Wednesday, July 26, 2006

Duality and wholeness

I was art browsing this morning, and this painting just surprised and delighted me. I'd never seen it before, and it was just so unexpected.

Sometimes I feel that I live on the line between yin and yang. I love good manners and have a trash mouth. I love the whole girly hair-clothes-makeup thing, and my favorite form of exercise is weight lifting. I'm drawn equally to fine china and power tools. My spirituality feeds my earthiness, and vice versa.
I'm a right brain list maker. It's no surprise that I feel both rather interesting (despite the desperate ordinariness of my life) and a little nuts.

I'd never seen a painting from Pollock that was this literally interpretative. I love the James Dean-ness of the male head, the chalkboarded math figures both a barrier and a frame for the female curves, the paramecium "eyes" on what could be assumed to be the female.

Here so many of the conceptions about what is male and female bang head on and meld into each other. Opposites co-exist and form one.

Jackson Pollock, Male and Female, 1942

6 Comments:

Blogger Theresa Williams said...

It's paradox! The best place of all to live.

July 26, 2006 12:44 PM  
Blogger Theresa Williams said...

Oh, I can't resist. The next word verification is "nougi." Isn't that a great new word? I gotta claim it. :-)

July 26, 2006 12:46 PM  
Blogger Unknown said...

I really enjoyed your insights.
Thanks.
V

July 27, 2006 5:03 PM  
Anonymous Anonymous said...

Wow - that's a Pollock. I rather like it. Your ideas of yin and yang in combination are fascinating. I too often think of things as either/or and have to remind myself that things exist more on a plane, a continuum.
-Suzanne

July 27, 2006 11:38 PM  
Blogger Gigi said...

I love it when you art-browse! Pollock is just so fascinating an artist. And so very male!

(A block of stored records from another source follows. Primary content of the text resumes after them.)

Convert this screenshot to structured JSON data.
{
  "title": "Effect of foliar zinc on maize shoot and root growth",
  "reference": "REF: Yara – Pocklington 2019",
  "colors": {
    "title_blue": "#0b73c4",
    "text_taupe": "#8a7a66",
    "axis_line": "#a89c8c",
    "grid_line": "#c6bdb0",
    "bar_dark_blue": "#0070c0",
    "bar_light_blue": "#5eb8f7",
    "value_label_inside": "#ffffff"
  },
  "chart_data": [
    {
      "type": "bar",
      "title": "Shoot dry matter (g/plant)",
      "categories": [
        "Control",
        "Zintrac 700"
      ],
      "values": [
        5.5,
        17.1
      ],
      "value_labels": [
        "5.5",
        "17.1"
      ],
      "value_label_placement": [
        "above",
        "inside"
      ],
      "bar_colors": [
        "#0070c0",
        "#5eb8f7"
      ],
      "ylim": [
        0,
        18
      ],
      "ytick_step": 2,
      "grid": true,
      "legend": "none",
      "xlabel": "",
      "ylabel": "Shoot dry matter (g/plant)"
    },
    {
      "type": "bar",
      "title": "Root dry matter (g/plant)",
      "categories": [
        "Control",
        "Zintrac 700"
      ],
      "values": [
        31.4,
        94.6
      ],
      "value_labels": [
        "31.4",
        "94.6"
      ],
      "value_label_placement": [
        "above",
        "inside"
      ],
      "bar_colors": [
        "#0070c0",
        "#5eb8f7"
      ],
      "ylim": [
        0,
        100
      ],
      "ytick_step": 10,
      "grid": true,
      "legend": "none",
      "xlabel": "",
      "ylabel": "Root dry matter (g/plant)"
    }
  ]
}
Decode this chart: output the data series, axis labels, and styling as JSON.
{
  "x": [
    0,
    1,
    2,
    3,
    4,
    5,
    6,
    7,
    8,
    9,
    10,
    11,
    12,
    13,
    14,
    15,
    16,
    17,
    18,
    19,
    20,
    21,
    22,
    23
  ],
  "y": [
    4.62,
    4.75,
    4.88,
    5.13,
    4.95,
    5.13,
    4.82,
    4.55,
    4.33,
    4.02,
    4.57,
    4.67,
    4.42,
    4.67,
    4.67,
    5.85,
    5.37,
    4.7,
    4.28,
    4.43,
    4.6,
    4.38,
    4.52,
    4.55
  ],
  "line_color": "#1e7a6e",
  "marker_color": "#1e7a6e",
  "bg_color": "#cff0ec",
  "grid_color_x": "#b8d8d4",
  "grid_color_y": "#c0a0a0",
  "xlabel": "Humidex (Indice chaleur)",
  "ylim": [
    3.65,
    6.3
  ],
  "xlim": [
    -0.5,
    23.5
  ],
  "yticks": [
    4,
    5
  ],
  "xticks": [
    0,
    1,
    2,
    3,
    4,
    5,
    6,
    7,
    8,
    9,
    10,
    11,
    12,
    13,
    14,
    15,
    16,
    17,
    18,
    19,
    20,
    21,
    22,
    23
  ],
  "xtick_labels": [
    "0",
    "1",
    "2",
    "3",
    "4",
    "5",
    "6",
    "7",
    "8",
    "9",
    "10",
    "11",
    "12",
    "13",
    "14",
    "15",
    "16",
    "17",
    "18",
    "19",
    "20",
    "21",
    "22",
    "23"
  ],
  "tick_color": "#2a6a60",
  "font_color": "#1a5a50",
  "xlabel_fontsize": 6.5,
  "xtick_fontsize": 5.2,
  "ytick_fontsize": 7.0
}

I believe that we all encompass the yin and the ying, the male and the female ~ that it is this duality that brings balance to our lives. Without it, we would become male and female caricatures of ourselves, without empathy or depth.

Lovely post! :)

July 31, 2006 7:59 PM  
Blogger sunflowerkat said...

I like this very much. He's given us a lot to look at and contemplate here. What appeals to me most are the beautiful chalky colors. They draw me to take a closer look at all the detail.